I relatively recently went to a sleep study where I did not fall asleep at all. Consequently, the studies told us absolutely zilch because one needs to fall asleep for at least 10 minutes in order to get any sort of reading.
Normally, I can get a few hours sleep a few times a week but I can and often do go 42-76 hours with no sleep whatsoever: perhaps once or twice a week. Then, a curious thing happens: I crash and have what we in the family call a "marathon sleep." It'll last about 12-24 hours but doesn't come even close to the sleep I've missed and worse yet, no one knows when it will happen. Exclamations of "she's due for a 'marathon sleep'" rings throughout the house after too long a period has gone by without a long sleep. I simply want for someone to hit me over the head with a mallet and let me be out for a few days.
And to make everything truly exciting, really bizarre things occur: one Christmas I had overdone it so much that I fell asleep, finally, after presents were opened in the morning, and stayed asleep until New Year's Eve. Hubs and the kids would take turns checking to see if I was alright, but I would yell out "would y'all cut it out, for heaven's sake?" You see, there's a squeaky board right outside my bedroom and it gets a rhythm going as each person shifts from one foot to the other in order to get a good look at me. Now mind you, I remember none of this.... These are the facts presented to me to prove how impossible I am when anyone dares to interrupt my sleep. (Gee, really?)
There are so many aspects which I hate about my incredible insomnia. Here's a good start:
- No one understands how really bad it is, an understatement. My last neuro has finally thrown in the towel and recommended that I go to one of the five top sleep centers in the world, my choices as to which. He's seen me for decades, off and on, and has finally admitted that he's never seen anything like it. I, in turn, refuse to go back to see him again because he seems to think rohypnol, the "date rape" drug, would help. Is he nuts?
- How can one make doctor's appointments, indeed, any sort of plans, when one never knows if and when one will fall asleep? I try my hardest to get some sort of schedule going, but nothing helps.
- The longer I go without sleep, the harder it gets to fall asleep. Furthermore, the more tired I am, the harder it is to fall sleep. (Talk about double curses!)
- My insomnia is not caused by obsessive thoughts when I need to sleep. For some odd reason, I can turn off the day gone by or the day to come. Instead it is the limbic system being screwed up. I liken it to a defective light switch. Sometimes it can be turned on with a bit of a jiggle, but for the most part it just doesn't respond to any cues.
- By taking so many meds, I know I have a great possibility of shortening my life span.I never have my days right any longer because I don't have a division of night and day. It started with Christmas years ago - misjudging when Christmas is. (Me to hubs and daughter: "You're just messing with my head. What do you mean it's tomorrow? I thought it was in four more days!")
- Each and every moment and movement that I'm awake is geared towards how it will affect my sleep, whenever it chooses to happen, that is. I digest nothing that may hinder my sleep - in fact I'm afraid to be found in the same room as any food that may keep me from sleeping. You never know what may be contagious! (Joke!!)
- My bedroom is and has always been the perfect room for sleeping.
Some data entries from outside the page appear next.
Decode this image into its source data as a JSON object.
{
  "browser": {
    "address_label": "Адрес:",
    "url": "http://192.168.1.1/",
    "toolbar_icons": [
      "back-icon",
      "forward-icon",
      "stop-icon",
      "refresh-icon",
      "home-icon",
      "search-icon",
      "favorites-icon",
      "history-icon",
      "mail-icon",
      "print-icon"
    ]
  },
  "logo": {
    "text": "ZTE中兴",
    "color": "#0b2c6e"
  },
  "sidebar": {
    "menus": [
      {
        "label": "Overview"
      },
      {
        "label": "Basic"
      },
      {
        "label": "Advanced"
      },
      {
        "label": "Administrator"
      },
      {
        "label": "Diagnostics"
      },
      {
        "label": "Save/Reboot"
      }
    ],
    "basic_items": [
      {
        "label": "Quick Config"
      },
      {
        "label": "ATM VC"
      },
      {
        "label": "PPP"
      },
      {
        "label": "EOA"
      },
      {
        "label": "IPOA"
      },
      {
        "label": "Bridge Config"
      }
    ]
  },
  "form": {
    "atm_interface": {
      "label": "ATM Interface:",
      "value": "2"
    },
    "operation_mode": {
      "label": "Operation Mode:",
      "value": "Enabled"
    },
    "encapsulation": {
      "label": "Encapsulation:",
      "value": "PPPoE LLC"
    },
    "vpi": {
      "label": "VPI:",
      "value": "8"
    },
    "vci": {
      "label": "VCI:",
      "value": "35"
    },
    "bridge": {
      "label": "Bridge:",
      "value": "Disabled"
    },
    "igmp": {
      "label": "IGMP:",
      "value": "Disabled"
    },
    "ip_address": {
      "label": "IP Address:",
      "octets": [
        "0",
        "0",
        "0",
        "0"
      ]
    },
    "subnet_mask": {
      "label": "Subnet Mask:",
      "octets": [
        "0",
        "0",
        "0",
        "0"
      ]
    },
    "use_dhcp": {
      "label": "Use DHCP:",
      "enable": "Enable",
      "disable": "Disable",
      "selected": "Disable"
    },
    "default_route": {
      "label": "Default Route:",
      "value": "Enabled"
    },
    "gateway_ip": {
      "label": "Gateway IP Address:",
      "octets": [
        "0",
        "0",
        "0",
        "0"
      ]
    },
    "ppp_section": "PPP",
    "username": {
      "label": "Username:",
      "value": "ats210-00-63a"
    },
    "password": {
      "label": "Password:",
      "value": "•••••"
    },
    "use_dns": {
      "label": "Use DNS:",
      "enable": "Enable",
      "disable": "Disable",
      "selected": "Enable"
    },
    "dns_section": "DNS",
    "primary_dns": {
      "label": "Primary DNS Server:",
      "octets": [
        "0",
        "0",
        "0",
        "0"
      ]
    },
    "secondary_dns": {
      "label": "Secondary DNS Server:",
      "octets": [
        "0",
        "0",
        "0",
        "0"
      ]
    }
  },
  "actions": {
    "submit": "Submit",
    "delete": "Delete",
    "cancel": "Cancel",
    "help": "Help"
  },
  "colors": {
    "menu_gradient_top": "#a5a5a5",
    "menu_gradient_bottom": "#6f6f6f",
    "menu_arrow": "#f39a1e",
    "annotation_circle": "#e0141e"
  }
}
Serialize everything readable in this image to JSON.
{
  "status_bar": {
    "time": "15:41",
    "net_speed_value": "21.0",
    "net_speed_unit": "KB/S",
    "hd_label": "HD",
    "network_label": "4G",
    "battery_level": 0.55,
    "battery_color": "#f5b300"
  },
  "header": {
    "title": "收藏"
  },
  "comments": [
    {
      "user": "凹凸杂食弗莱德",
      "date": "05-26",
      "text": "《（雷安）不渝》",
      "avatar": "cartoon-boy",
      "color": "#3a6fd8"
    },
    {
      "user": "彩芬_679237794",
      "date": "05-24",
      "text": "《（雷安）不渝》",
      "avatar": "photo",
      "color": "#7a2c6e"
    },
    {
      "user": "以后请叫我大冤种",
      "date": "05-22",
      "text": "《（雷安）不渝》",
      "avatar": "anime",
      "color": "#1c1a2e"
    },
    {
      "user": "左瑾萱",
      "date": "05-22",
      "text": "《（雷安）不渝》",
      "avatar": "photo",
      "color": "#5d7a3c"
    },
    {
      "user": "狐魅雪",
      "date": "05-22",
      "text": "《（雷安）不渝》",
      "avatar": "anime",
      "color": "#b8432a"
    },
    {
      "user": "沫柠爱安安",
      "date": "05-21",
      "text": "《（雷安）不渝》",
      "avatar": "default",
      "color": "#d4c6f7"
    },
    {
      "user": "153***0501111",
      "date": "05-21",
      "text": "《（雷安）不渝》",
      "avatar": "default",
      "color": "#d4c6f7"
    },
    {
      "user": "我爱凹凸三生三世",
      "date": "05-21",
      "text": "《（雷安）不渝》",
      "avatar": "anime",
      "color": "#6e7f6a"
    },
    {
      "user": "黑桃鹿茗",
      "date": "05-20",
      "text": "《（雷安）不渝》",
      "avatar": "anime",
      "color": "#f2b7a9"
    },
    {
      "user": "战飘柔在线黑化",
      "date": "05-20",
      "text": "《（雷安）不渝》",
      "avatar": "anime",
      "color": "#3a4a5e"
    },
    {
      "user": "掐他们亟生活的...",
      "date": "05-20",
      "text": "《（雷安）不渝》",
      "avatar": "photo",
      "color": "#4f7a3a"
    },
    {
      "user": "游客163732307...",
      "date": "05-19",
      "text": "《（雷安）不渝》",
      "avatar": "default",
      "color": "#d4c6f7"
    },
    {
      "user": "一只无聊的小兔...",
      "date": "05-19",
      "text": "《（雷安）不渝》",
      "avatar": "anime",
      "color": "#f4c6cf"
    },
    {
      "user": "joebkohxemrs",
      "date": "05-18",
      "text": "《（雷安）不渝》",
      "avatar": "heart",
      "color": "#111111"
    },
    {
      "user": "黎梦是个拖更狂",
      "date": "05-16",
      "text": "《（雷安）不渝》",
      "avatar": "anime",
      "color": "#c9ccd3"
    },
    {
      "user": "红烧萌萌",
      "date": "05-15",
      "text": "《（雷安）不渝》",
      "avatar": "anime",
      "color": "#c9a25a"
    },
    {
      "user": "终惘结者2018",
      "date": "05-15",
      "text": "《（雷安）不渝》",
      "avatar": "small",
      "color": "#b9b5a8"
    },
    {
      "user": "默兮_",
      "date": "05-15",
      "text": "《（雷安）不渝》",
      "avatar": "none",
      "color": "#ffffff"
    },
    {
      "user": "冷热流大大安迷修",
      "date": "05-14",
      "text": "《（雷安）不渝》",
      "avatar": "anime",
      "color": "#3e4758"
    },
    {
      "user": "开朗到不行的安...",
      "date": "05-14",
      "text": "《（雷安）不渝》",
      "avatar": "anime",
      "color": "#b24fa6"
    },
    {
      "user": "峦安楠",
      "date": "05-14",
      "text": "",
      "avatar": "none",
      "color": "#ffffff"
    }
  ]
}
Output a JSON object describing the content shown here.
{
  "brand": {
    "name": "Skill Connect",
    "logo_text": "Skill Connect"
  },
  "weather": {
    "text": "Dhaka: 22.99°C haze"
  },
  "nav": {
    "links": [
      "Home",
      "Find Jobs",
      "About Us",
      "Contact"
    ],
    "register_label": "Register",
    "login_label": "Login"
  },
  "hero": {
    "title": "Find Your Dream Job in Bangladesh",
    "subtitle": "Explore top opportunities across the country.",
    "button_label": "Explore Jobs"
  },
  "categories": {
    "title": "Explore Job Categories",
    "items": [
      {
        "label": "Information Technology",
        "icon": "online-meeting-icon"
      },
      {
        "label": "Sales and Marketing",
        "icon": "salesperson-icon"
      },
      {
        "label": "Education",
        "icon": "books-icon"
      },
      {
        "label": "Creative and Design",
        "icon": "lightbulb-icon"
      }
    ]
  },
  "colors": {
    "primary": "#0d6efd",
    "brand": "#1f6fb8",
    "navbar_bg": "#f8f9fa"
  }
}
Light bulbs are chosen with care, as are lamps, bed linens and so forth. A word should be added here regards to hygiene. You're told to use use your bed only for sleeping. But what is one to do if one is afflicted with CFIDS/ME/CFS and fibro and needs to be in bed a large part of the day due to the extreme fatigue characteristic of those illnesses? The medical profession needs to come up with better advice for such patients.
- Until recently I read every book on sleep that I thought would not be a total rehash of what's been written about it a million times already.
- I do think that having gone to uni as a literature major - thus great sleep deprivation - didn't help matters. However, I remember sleeping a LOT in the early CFIDS/ME/CFS fibromyalgia years before I had my three little ones, all within three years. This couldn't help but damage something within me as far as sleep is concerned.
- And do not be fooled into thinking insomnia is just an inconvenience. For example, it's due to my severe insomnia that my pituitary gland pretty much stopped making any adult growth hormone.
Do you have trouble sleeping as well (understatement time once more!)? Have you been able to work around it or deal with it successfully? I loved the "holistic clinic" I drove to for a few days every week for an entire year, until the clinic pretty much imploded. Before going there, I was so sick that I could barely get myself into the car, much less endure a 2-3 hour ride - but eventually I was well enough that I was able to drive myself. If I could find those services, such as the applied kinesiology and gentle rolfing, I'd be back in a heart beat.
In the meanwhile, I hope everyone is doing their best, only better. Ciao and paka.